Costly mistakes • [(New York) Bank of the United States] had a bank run Dec. 10, 1930. (It is a private bank with a catchy name.) The New York Federal Reserve Banking did not arrange financing to keep it open and it closed its doors forever on Dec. 11. Ultimately it was able to pay depositors upwards of 80 cents on the dollar. This indicates that the bank was solvent at the time. • Friedman claims that the demise of this bank was one of the downward turning points towards the Great Depression (and also claims that the depression's cause was a credit crunch that was caused by the FED's inaction). • Sept. 14, 2008. After 150+ years, Lehman Brothers announced it was going bankrupt. Paulson decided not to bail it out. This caused problems for AIG who insured Lehman’s debt. Is Lehman brothers the new Bank of the United States?

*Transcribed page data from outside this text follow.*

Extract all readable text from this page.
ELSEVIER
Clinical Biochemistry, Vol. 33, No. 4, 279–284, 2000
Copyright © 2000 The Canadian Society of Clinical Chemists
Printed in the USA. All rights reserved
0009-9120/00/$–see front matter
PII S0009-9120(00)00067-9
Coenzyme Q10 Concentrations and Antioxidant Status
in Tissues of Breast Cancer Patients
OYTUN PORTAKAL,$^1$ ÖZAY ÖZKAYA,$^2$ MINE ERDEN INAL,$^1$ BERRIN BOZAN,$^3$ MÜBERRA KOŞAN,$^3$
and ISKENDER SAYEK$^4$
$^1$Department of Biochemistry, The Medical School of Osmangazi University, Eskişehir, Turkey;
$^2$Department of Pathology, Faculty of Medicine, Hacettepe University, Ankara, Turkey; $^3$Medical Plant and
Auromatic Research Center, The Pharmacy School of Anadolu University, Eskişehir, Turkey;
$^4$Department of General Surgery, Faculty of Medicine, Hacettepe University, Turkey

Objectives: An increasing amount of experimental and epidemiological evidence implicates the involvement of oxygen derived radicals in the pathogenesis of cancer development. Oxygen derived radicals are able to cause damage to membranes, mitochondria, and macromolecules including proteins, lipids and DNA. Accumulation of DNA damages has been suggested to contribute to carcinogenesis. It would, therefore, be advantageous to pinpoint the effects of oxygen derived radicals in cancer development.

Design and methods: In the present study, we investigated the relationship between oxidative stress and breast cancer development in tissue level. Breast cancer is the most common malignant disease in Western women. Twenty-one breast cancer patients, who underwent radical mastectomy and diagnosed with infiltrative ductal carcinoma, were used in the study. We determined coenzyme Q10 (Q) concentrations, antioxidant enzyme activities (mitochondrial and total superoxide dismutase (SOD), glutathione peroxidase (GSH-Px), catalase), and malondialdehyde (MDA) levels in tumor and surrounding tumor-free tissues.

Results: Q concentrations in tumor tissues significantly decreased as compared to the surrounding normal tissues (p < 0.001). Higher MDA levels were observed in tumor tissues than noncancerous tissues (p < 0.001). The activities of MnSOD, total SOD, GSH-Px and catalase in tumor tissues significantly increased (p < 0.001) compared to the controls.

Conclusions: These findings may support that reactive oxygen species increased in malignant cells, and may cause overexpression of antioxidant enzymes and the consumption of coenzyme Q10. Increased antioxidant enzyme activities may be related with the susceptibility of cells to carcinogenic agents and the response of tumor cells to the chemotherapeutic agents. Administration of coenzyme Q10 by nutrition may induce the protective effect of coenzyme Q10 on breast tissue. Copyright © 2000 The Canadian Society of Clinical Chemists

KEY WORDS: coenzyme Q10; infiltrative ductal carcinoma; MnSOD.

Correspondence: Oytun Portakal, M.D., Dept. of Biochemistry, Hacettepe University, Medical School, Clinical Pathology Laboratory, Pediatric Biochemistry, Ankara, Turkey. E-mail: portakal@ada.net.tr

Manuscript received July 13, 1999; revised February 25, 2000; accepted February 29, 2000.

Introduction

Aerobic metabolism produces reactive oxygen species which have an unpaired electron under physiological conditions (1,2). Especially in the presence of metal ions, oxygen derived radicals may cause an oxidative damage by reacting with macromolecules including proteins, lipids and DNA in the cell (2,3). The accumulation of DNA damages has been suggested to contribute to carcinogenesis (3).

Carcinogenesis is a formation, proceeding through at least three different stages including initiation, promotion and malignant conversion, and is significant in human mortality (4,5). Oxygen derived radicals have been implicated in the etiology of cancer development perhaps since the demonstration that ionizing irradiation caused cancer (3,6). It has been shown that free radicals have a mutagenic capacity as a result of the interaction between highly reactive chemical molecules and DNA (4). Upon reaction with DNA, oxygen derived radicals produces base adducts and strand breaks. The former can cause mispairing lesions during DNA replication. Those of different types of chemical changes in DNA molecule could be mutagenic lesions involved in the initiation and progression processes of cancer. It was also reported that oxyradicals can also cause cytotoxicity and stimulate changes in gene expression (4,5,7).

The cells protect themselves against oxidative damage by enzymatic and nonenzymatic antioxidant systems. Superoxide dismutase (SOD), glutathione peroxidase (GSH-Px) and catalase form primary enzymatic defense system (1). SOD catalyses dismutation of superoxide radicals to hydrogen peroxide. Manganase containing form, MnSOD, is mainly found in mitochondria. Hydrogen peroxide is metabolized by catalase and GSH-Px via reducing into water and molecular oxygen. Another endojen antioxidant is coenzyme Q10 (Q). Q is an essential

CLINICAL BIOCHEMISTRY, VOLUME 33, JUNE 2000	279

Other applications • Farepak. • People saved during the year and got coupons at end worth their savings. • Company used next year’s money to pay for this year’s coupons. • Defined-Benefit Pension schemes/Social Security. • Young pay for old. • Usually mandatory to stop runs.
What we learned • Theoretical Model of Bank Runs. • That these may actually happen (experiment). • Possible solutions to the problem. • The Moral Hazard problem. • A bit about the current credit crisis.
Homework. • Take the DD model with L=.5 and R=2. Let us say that deposits are insured up to fraction f. For what values of f is there only one equilibrium and what values are there two equilibria? (Early withdrawers are guaranteed to get 1*f and late get 2*f.) • In each of the treatments of our classroom experiment, were there two equilibria? In each, how many would have to withdraw for you to have the dominant strategy to withdraw as well (always want to withdraw)? Under what parameters do you think we will get a bank run? Why?